Eduardo Acevedo Díaz, además de ser parte del nomenclátor uruguayo, es un “caudillo olvidado” de nuestra literatura nacional, como lo llamó Sergio Deus. Sus vínculos con la construcción de la historia del país crecen junto a él. Cuando nació, en abril de 1851, se vivían los últimos meses de la Guerra Grande que había sacudido a Uruguay durante una docena de años, dividiendo claramente el territorio. La divisa blanca, con la que se identificó desde los comienzos, fue la que defendió en la Revolución de las Lanzas y también desde las filas de la prensa, en una época en la que “ser escritor y no haber sido, ni aun accidentalmente, periodista, en tierra tal como la nuestra, significaría, más que un título de superioridad o selección, una patente de egoísmo”, según lo marcara Rodó, en su discurso “La prensa de Montevideo” (1909).

Acevedo Díaz hizo un aporte trascendente con su tetralogía épica: fundó un sentimiento de nacionalidad uruguaya. Ismael (1880), Nativa (1890), Grito de Gloria (1893) y Lanza y sable (1914) son más que novelas, son cimientos sobre los que construir la historia de la Nación que aún estaba en ciernes. Desde la ficción, Acevedo Díaz toma la pluma para representar los acontecimientos que dieron origen a nuestro Uruguay. La obra ficcional de nuestro “primer caudillo civil”, según Francisco Espínola, es la culminación de un proyecto político que planteara ya en 1895 desde las páginas de El Nacional: “El maridaje de lo histórico con lo novelesco, en vez de menoscabar el interés del relato, lo realza y acentúa”.

Por un patriotistmo racional

Lanza y sable, la última pieza de la tetralogía, está encabezada por un prólogo, “Sin pasión y sin divisa”, que evidencia la prédica de Acevedo Díaz con posterioridad a su expulsión de las filas blancas. El pintor de los personajes fundadores de nuestras raíces históricas nunca pudo pertenecer al panteón de los héroes del Partido Colorado, pero tampoco al del Partido Nacional porque “traicionó” a sus correligionarios apoyando la elección de José Batlle y Ordóñez en 1903 y trazó así su camino como Enviado Extraordinario y Ministro Plenipotenciario en diferentes tierras lejanas.

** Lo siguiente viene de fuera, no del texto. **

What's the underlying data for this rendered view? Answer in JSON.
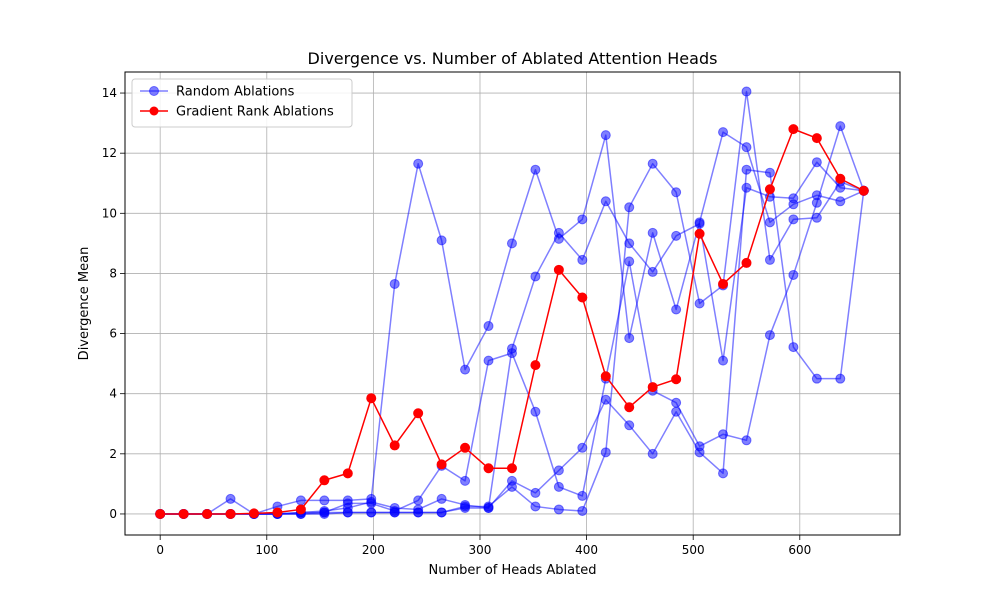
{
  "chart_data": {
    "type": "line",
    "title": "Divergence vs. Number of Ablated Attention Heads",
    "xlabel": "Number of Heads Ablated",
    "ylabel": "Divergence Mean",
    "xlim": [
      -33,
      694
    ],
    "ylim": [
      -0.7,
      14.7
    ],
    "xticks": [
      0,
      100,
      200,
      300,
      400,
      500,
      600
    ],
    "yticks": [
      0,
      2,
      4,
      6,
      8,
      10,
      12,
      14
    ],
    "grid": true,
    "legend_position": "top-left",
    "legend": [
      {
        "label": "Random Ablations",
        "color": "#0000ff"
      },
      {
        "label": "Gradient Rank Ablations",
        "color": "#ff0000"
      }
    ],
    "x": [
      0,
      22,
      44,
      66,
      88,
      110,
      132,
      154,
      176,
      198,
      220,
      242,
      264,
      286,
      308,
      330,
      352,
      374,
      396,
      418,
      440,
      462,
      484,
      506,
      528,
      550,
      572,
      594,
      616,
      638,
      660
    ],
    "series": [
      {
        "name": "Random Ablations",
        "color": "#0000ff",
        "alpha": 0.5,
        "values": [
          0,
          0,
          0,
          0.5,
          0,
          0.25,
          0.45,
          0.45,
          0.45,
          0.5,
          7.65,
          11.65,
          9.1,
          4.8,
          6.25,
          9.0,
          11.45,
          9.15,
          9.8,
          12.6,
          5.85,
          9.35,
          6.8,
          9.7,
          12.7,
          12.2,
          9.7,
          10.3,
          10.6,
          10.4,
          10.75
        ]
      },
      {
        "name": "Random Ablations",
        "color": "#0000ff",
        "alpha": 0.5,
        "values": [
          0,
          0,
          0,
          0,
          0,
          0,
          0.05,
          0.05,
          0.35,
          0.35,
          0.1,
          0.45,
          1.6,
          1.1,
          5.1,
          5.35,
          3.4,
          0.9,
          0.6,
          4.5,
          8.4,
          4.1,
          3.7,
          2.25,
          2.65,
          2.45,
          5.95,
          7.95,
          10.35,
          12.9,
          10.75
        ]
      },
      {
        "name": "Random Ablations",
        "color": "#0000ff",
        "alpha": 0.5,
        "values": [
          0,
          0,
          0,
          0,
          0,
          0,
          0.05,
          0.1,
          0.2,
          0.4,
          0.2,
          0.15,
          0.5,
          0.3,
          0.2,
          1.1,
          0.7,
          1.45,
          2.2,
          3.8,
          2.95,
          2.0,
          3.4,
          2.05,
          1.35,
          11.45,
          11.35,
          5.55,
          4.5,
          4.5,
          10.75
        ]
      },
      {
        "name": "Random Ablations",
        "color": "#0000ff",
        "alpha": 0.5,
        "values": [
          0,
          0,
          0,
          0,
          0,
          0,
          0,
          0,
          0.05,
          0.05,
          0.05,
          0.05,
          0.05,
          0.25,
          0.25,
          0.9,
          0.25,
          0.15,
          0.1,
          2.05,
          10.2,
          11.65,
          10.7,
          7.0,
          7.6,
          14.05,
          8.45,
          9.8,
          9.85,
          11.05,
          10.75
        ]
      },
      {
        "name": "Random Ablations",
        "color": "#0000ff",
        "alpha": 0.5,
        "values": [
          0,
          0,
          0,
          0,
          0,
          0,
          0,
          0.05,
          0.05,
          0.05,
          0.05,
          0.05,
          0.05,
          0.2,
          0.2,
          5.5,
          7.9,
          9.35,
          8.45,
          10.4,
          9.0,
          8.05,
          9.25,
          9.65,
          5.1,
          10.85,
          10.55,
          10.5,
          11.7,
          10.85,
          10.75
        ]
      },
      {
        "name": "Gradient Rank Ablations",
        "color": "#ff0000",
        "alpha": 1.0,
        "values": [
          0,
          0,
          0,
          0,
          0.02,
          0.05,
          0.15,
          1.12,
          1.35,
          3.85,
          2.28,
          3.35,
          1.65,
          2.2,
          1.52,
          1.52,
          4.95,
          8.12,
          7.2,
          4.58,
          3.55,
          4.22,
          4.48,
          9.32,
          7.65,
          8.35,
          10.8,
          12.8,
          12.5,
          11.15,
          10.75
        ]
      }
    ]
  }
}
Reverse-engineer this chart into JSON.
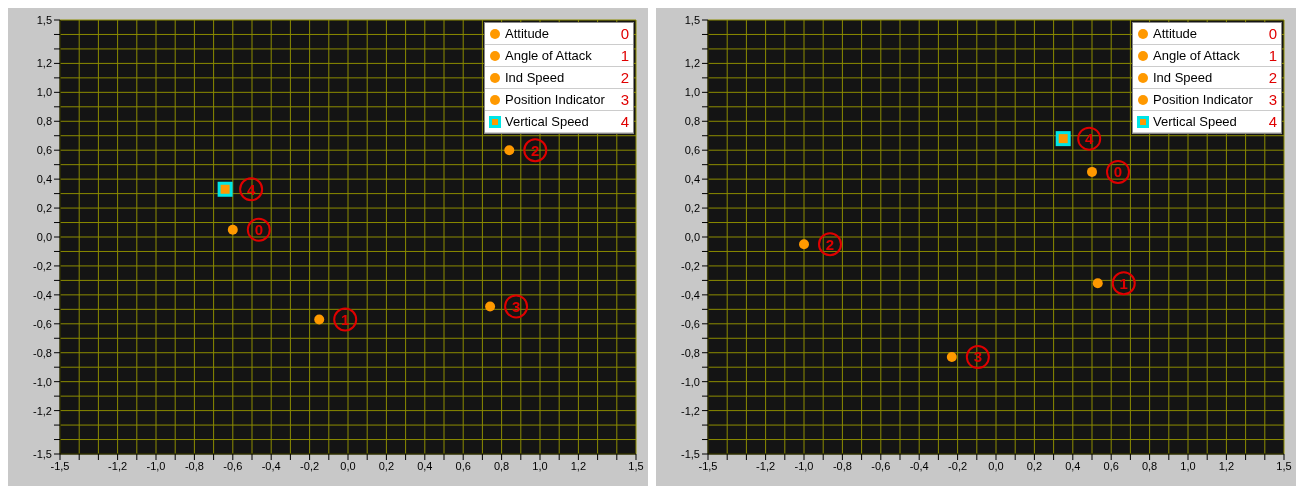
{
  "chart_data": [
    {
      "type": "scatter",
      "legend": "top right",
      "grid": true,
      "marker": "circle",
      "xlim": [
        -1.5,
        1.5
      ],
      "ylim": [
        -1.5,
        1.5
      ],
      "xticks": [
        {
          "value": -1.5,
          "label": "-1,5"
        },
        {
          "value": -1.4,
          "label": null
        },
        {
          "value": -1.3,
          "label": null
        },
        {
          "value": -1.2,
          "label": "-1,2"
        },
        {
          "value": -1.1,
          "label": null
        },
        {
          "value": -1.0,
          "label": "-1,0"
        },
        {
          "value": -0.9,
          "label": null
        },
        {
          "value": -0.8,
          "label": "-0,8"
        },
        {
          "value": -0.7,
          "label": null
        },
        {
          "value": -0.6,
          "label": "-0,6"
        },
        {
          "value": -0.5,
          "label": null
        },
        {
          "value": -0.4,
          "label": "-0,4"
        },
        {
          "value": -0.3,
          "label": null
        },
        {
          "value": -0.2,
          "label": "-0,2"
        },
        {
          "value": -0.1,
          "label": null
        },
        {
          "value": 0,
          "label": "0,0"
        },
        {
          "value": 0.1,
          "label": null
        },
        {
          "value": 0.2,
          "label": "0,2"
        },
        {
          "value": 0.3,
          "label": null
        },
        {
          "value": 0.4,
          "label": "0,4"
        },
        {
          "value": 0.5,
          "label": null
        },
        {
          "value": 0.6,
          "label": "0,6"
        },
        {
          "value": 0.7,
          "label": null
        },
        {
          "value": 0.8,
          "label": "0,8"
        },
        {
          "value": 0.9,
          "label": null
        },
        {
          "value": 1.0,
          "label": "1,0"
        },
        {
          "value": 1.1,
          "label": null
        },
        {
          "value": 1.2,
          "label": "1,2"
        },
        {
          "value": 1.3,
          "label": null
        },
        {
          "value": 1.4,
          "label": null
        },
        {
          "value": 1.5,
          "label": "1,5"
        }
      ],
      "yticks": [
        {
          "value": -1.5,
          "label": "-1,5"
        },
        {
          "value": -1.4,
          "label": null
        },
        {
          "value": -1.3,
          "label": null
        },
        {
          "value": -1.2,
          "label": "-1,2"
        },
        {
          "value": -1.1,
          "label": null
        },
        {
          "value": -1.0,
          "label": "-1,0"
        },
        {
          "value": -0.9,
          "label": null
        },
        {
          "value": -0.8,
          "label": "-0,8"
        },
        {
          "value": -0.7,
          "label": null
        },
        {
          "value": -0.6,
          "label": "-0,6"
        },
        {
          "value": -0.5,
          "label": null
        },
        {
          "value": -0.4,
          "label": "-0,4"
        },
        {
          "value": -0.3,
          "label": null
        },
        {
          "value": -0.2,
          "label": "-0,2"
        },
        {
          "value": -0.1,
          "label": null
        },
        {
          "value": 0,
          "label": "0,0"
        },
        {
          "value": 0.1,
          "label": null
        },
        {
          "value": 0.2,
          "label": "0,2"
        },
        {
          "value": 0.3,
          "label": null
        },
        {
          "value": 0.4,
          "label": "0,4"
        },
        {
          "value": 0.5,
          "label": null
        },
        {
          "value": 0.6,
          "label": "0,6"
        },
        {
          "value": 0.7,
          "label": null
        },
        {
          "value": 0.8,
          "label": "0,8"
        },
        {
          "value": 0.9,
          "label": null
        },
        {
          "value": 1.0,
          "label": "1,0"
        },
        {
          "value": 1.1,
          "label": null
        },
        {
          "value": 1.2,
          "label": "1,2"
        },
        {
          "value": 1.3,
          "label": null
        },
        {
          "value": 1.4,
          "label": null
        },
        {
          "value": 1.5,
          "label": "1,5"
        }
      ],
      "series": [
        {
          "name": "Attitude",
          "color": "#ff9900",
          "x": [
            -0.6
          ],
          "values": [
            0.05
          ]
        },
        {
          "name": "Angle of Attack",
          "color": "#ff9900",
          "x": [
            -0.15
          ],
          "values": [
            -0.57
          ]
        },
        {
          "name": "Ind Speed",
          "color": "#ff9900",
          "x": [
            0.84
          ],
          "values": [
            0.6
          ]
        },
        {
          "name": "Position Indicator",
          "color": "#ff9900",
          "x": [
            0.74
          ],
          "values": [
            -0.48
          ]
        },
        {
          "name": "Vertical Speed",
          "color": "#00e5e5",
          "marker": "square",
          "x": [
            -0.64
          ],
          "values": [
            0.33
          ]
        }
      ],
      "annotations": [
        {
          "text": "0",
          "x": -0.6,
          "y": 0.05
        },
        {
          "text": "1",
          "x": -0.15,
          "y": -0.57
        },
        {
          "text": "2",
          "x": 0.84,
          "y": 0.6
        },
        {
          "text": "3",
          "x": 0.74,
          "y": -0.48
        },
        {
          "text": "4",
          "x": -0.64,
          "y": 0.33
        }
      ]
    },
    {
      "type": "scatter",
      "legend": "top right",
      "grid": true,
      "marker": "circle",
      "xlim": [
        -1.5,
        1.5
      ],
      "ylim": [
        -1.5,
        1.5
      ],
      "xticks": [
        {
          "value": -1.5,
          "label": "-1,5"
        },
        {
          "value": -1.4,
          "label": null
        },
        {
          "value": -1.3,
          "label": null
        },
        {
          "value": -1.2,
          "label": "-1,2"
        },
        {
          "value": -1.1,
          "label": null
        },
        {
          "value": -1.0,
          "label": "-1,0"
        },
        {
          "value": -0.9,
          "label": null
        },
        {
          "value": -0.8,
          "label": "-0,8"
        },
        {
          "value": -0.7,
          "label": null
        },
        {
          "value": -0.6,
          "label": "-0,6"
        },
        {
          "value": -0.5,
          "label": null
        },
        {
          "value": -0.4,
          "label": "-0,4"
        },
        {
          "value": -0.3,
          "label": null
        },
        {
          "value": -0.2,
          "label": "-0,2"
        },
        {
          "value": -0.1,
          "label": null
        },
        {
          "value": 0,
          "label": "0,0"
        },
        {
          "value": 0.1,
          "label": null
        },
        {
          "value": 0.2,
          "label": "0,2"
        },
        {
          "value": 0.3,
          "label": null
        },
        {
          "value": 0.4,
          "label": "0,4"
        },
        {
          "value": 0.5,
          "label": null
        },
        {
          "value": 0.6,
          "label": "0,6"
        },
        {
          "value": 0.7,
          "label": null
        },
        {
          "value": 0.8,
          "label": "0,8"
        },
        {
          "value": 0.9,
          "label": null
        },
        {
          "value": 1.0,
          "label": "1,0"
        },
        {
          "value": 1.1,
          "label": null
        },
        {
          "value": 1.2,
          "label": "1,2"
        },
        {
          "value": 1.3,
          "label": null
        },
        {
          "value": 1.4,
          "label": null
        },
        {
          "value": 1.5,
          "label": "1,5"
        }
      ],
      "yticks": [
        {
          "value": -1.5,
          "label": "-1,5"
        },
        {
          "value": -1.4,
          "label": null
        },
        {
          "value": -1.3,
          "label": null
        },
        {
          "value": -1.2,
          "label": "-1,2"
        },
        {
          "value": -1.1,
          "label": null
        },
        {
          "value": -1.0,
          "label": "-1,0"
        },
        {
          "value": -0.9,
          "label": null
        },
        {
          "value": -0.8,
          "label": "-0,8"
        },
        {
          "value": -0.7,
          "label": null
        },
        {
          "value": -0.6,
          "label": "-0,6"
        },
        {
          "value": -0.5,
          "label": null
        },
        {
          "value": -0.4,
          "label": "-0,4"
        },
        {
          "value": -0.3,
          "label": null
        },
        {
          "value": -0.2,
          "label": "-0,2"
        },
        {
          "value": -0.1,
          "label": null
        },
        {
          "value": 0,
          "label": "0,0"
        },
        {
          "value": 0.1,
          "label": null
        },
        {
          "value": 0.2,
          "label": "0,2"
        },
        {
          "value": 0.3,
          "label": null
        },
        {
          "value": 0.4,
          "label": "0,4"
        },
        {
          "value": 0.5,
          "label": null
        },
        {
          "value": 0.6,
          "label": "0,6"
        },
        {
          "value": 0.7,
          "label": null
        },
        {
          "value": 0.8,
          "label": "0,8"
        },
        {
          "value": 0.9,
          "label": null
        },
        {
          "value": 1.0,
          "label": "1,0"
        },
        {
          "value": 1.1,
          "label": null
        },
        {
          "value": 1.2,
          "label": "1,2"
        },
        {
          "value": 1.3,
          "label": null
        },
        {
          "value": 1.4,
          "label": null
        },
        {
          "value": 1.5,
          "label": "1,5"
        }
      ],
      "series": [
        {
          "name": "Attitude",
          "color": "#ff9900",
          "x": [
            0.5
          ],
          "values": [
            0.45
          ]
        },
        {
          "name": "Angle of Attack",
          "color": "#ff9900",
          "x": [
            0.53
          ],
          "values": [
            -0.32
          ]
        },
        {
          "name": "Ind Speed",
          "color": "#ff9900",
          "x": [
            -1.0
          ],
          "values": [
            -0.05
          ]
        },
        {
          "name": "Position Indicator",
          "color": "#ff9900",
          "x": [
            -0.23
          ],
          "values": [
            -0.83
          ]
        },
        {
          "name": "Vertical Speed",
          "color": "#00e5e5",
          "marker": "square",
          "x": [
            0.35
          ],
          "values": [
            0.68
          ]
        }
      ],
      "annotations": [
        {
          "text": "0",
          "x": 0.5,
          "y": 0.45
        },
        {
          "text": "1",
          "x": 0.53,
          "y": -0.32
        },
        {
          "text": "2",
          "x": -1.0,
          "y": -0.05
        },
        {
          "text": "3",
          "x": -0.23,
          "y": -0.83
        },
        {
          "text": "4",
          "x": 0.35,
          "y": 0.68
        }
      ]
    }
  ]
}
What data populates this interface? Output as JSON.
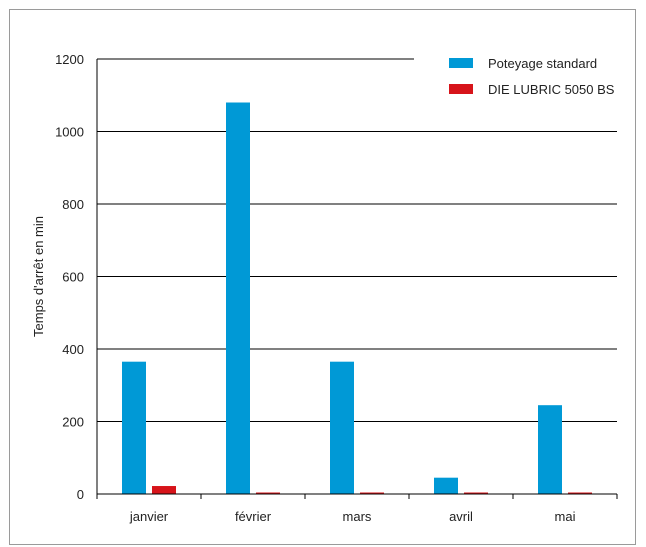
{
  "chart_data": {
    "type": "bar",
    "categories": [
      "janvier",
      "février",
      "mars",
      "avril",
      "mai"
    ],
    "series": [
      {
        "name": "Poteyage standard",
        "color": "#0099d6",
        "values": [
          365,
          1080,
          365,
          45,
          245
        ]
      },
      {
        "name": "DIE LUBRIC 5050 BS",
        "color": "#d7141a",
        "values": [
          22,
          3,
          3,
          3,
          3
        ]
      }
    ],
    "ylabel": "Temps d'arrêt en min",
    "ylim": [
      0,
      1200
    ],
    "yticks": [
      0,
      200,
      400,
      600,
      800,
      1000,
      1200
    ],
    "grid": true,
    "legend_position": "top-right"
  }
}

El proyecto político de Eduardo Acevedo Díaz lo obligó también a incursionar en la historia. Así surgen El libro del pequeño ciudadano en 1907 y Épocas militares de los Países del Plata en 1911, dos intentos de formar un pasado para acercar a los lectores contemporáneos pero, sobre todo, a quienes se irían sucediendo en los tiempos de la nación. A diferencia de la tetralogía épica, aquí su estilo es más bien ensayístico e historiográfico. Pero todas sus producciones, cualquiera sea la disciplina en la que se enmarquen, tienen como objetivo sentar las bases del mito nacional: “El solo concepto racional del patriotismo, es todavía oscuro para muchos hombres. El de la nacionalidad, como conciencia plena, apenas se acentúa” (“Sin pasión y sin divisa”).

Ninguno de los caudillos que lideraba las divisas (Manuel Oribe o Fructuoso Rivera) podía ostentar la conducción de un pasado fundante para una Nación que debía borrar en su presente las luchas armadas entre divisas que habían suspendido el progreso nacional. El imaginario colectivo necesitaba reforzar la imagen del mito nacional. Desde la pintura, Blanes trazaba la representación física del Protector de los Pueblos Libres, Zorrilla de San Martín, desde las letras, recibía el encargo del Presidente Williman que diera origen a La epopeya de Artigas. Acevedo Díaz combatió con la pluma en los espacios de paz que le dejaba la lucha armada porque “ahora comienza el empeño”.

Si en los años 1920 Eduardo Acevedo Díaz no tenía lugar, sí lo tendría para los uruguayos de mediados del siglo XX. La Colección de Clásicos Uruguayos publicó Ismael en el cuarto volumen que editó y continuó luego con otras novelas y cuentos de autoría de Acevedo Díaz. A 30 años de su muerte, Espínola lo recordó dentro de la narrativa rural de la Nación. También desde Marcha los críticos de entonces hallaron en este novelista algo para quitarle al olvido. Desde entonces, algunas miradas críticas y biográficas han asediado con intermitencia a este baluarte de nuestras letras.